El silencio regresó, pero la tensión ya no estaba dirigida solo a la falta de sueño. Andrés observó a sus compañeros. El agotamiento físico había dado paso a una desconfianza mutua. Matías evitaba la mirada de Joaquín, y Shrek limpiaba su teclado con una intensidad obsesiva, como si quisiera borrar el rastro de la presencia de los demás.

Jose Igea aprovechó el paréntesis de la Tía Gladys para retomar su discurso, pero esta vez con un tono más filoso.

—Miren, no quiero problemas —dijo el gerente, ajustándose los puños de la camisa—. Pero el presupuesto es el que es. Si alguien siente que no puede alinearse con la mística de la empresa, la puerta está abierta... metafóricamente, claro, porque por seguridad el guardia Gasull no los dejará salir hasta las ocho.

Andrés sintió un pinchazo de rabia en el estómago. Miró a Tito, esperando que lanzara otra defensa, pero el líder técnico solo suspiró y volvió a sentarse frente a su monitor. Joaquín, en cambio, se quedó de pie, mirando a Jose con una sonrisa que no auguraba nada bueno para la gerencia.

—Entendido, Jose —dijo Joaquín—. El aprendizaje es el pago. Me queda clarísimo.

—Me alegra que por fin lo entiendas, Joaquín —respondió Jose, recuperando su aire de superioridad—. Sabía que eras un profesional con proyección.

Jose dio media vuelta y caminó hacia la salida, tarareando una melodía de ascensor. Al llegar a la puerta, se detuvo y miró hacia atrás por encima del hombro.

—Mañana quiero los reportes de certificación en mi correo antes de las nueve. Y nada de quejarse por el sueño. El café es gratis en el comedor de funcionarios.

Cuando la puerta se cerró, Joaquín se sentó pesadamente y comenzó a teclear con una furia contenida. Andrés se le acercó con la excusa de pedirle un cable USB.

—¿Qué vas a hacer? —susurró Andrés.

—Nada que no esté en el manual, Pasante —respondió Joaquín sin mirarlo—. Pero si el pago es el aprendizaje, voy a aprender a que mis scripts se tomen su tiempo. Mucho tiempo.

Andrés regresó a su puesto. El ambiente era tóxico. Maximiliano (Shrek) se levantó de su silla y caminó hacia el rincón del café, pero en lugar de servirse, se quedó observando a Joaquín desde lejos. Shrek tenía una expresión que Andrés reconoció de inmediato: era la mirada del que busca una oportunidad para escalar a costa de los demás.

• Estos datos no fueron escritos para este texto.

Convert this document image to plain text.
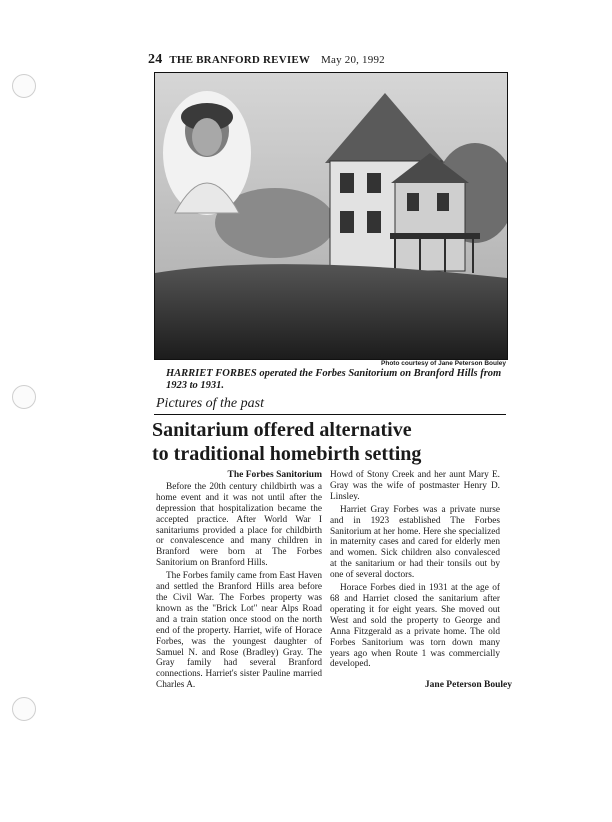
24 THE BRANFORD REVIEW May 20, 1992
Photo courtesy of Jane Peterson Bouley
HARRIET FORBES operated the Forbes Sanitorium on Branford Hills from 1923 to 1931.
Pictures of the past
Sanitarium offered alternative
to traditional homebirth setting
The Forbes Sanitorium

Before the 20th century childbirth was a home event and it was not until after the depression that hospitalization became the accepted practice. After World War I sanitariums provided a place for childbirth or convalescence and many children in Branford were born at The Forbes Sanitorium on Branford Hills.

The Forbes family came from East Haven and settled the Branford Hills area before the Civil War. The Forbes property was known as the "Brick Lot" near Alps Road and a train station once stood on the north end of the property. Harriet, wife of Horace Forbes, was the youngest daughter of Samuel N. and Rose (Bradley) Gray. The Gray family had several Branford connections. Harriet's sister Pauline married Charles A.

Howd of Stony Creek and her aunt Mary E. Gray was the wife of postmaster Henry D. Linsley.

Harriet Gray Forbes was a private nurse and in 1923 established The Forbes Sanitorium at her home. Here she specialized in maternity cases and cared for elderly men and women. Sick children also convalesced at the sanitarium or had their tonsils out by one of several doctors.

Horace Forbes died in 1931 at the age of 68 and Harriet closed the sanitarium after operating it for eight years. She moved out West and sold the property to George and Anna Fitzgerald as a private home. The old Forbes Sanitorium was torn down many years ago when Route 1 was commercially developed.

Jane Peterson Bouley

Álvaro, el Profe, se inclinó hacia Andrés desde su asiento lateral. Sus ojos brillaban con esa luz perturbadora que solía preceder a sus comentarios más oscuros.

—¿Ves eso, Andrés? —preguntó Álvaro en un susurro pedagógico—. El sistema se está canibalizando. Es entropía pura. El jefe cree que nos quita el dinero, pero lo que nos está quitando es la ficción del contrato social. Cuando eso desaparece, lo único que queda es la química del sabotaje.

Andrés no supo qué responder. Se limitó a abrir un archivo de Excel y a anotar la hora: 04:30 AM.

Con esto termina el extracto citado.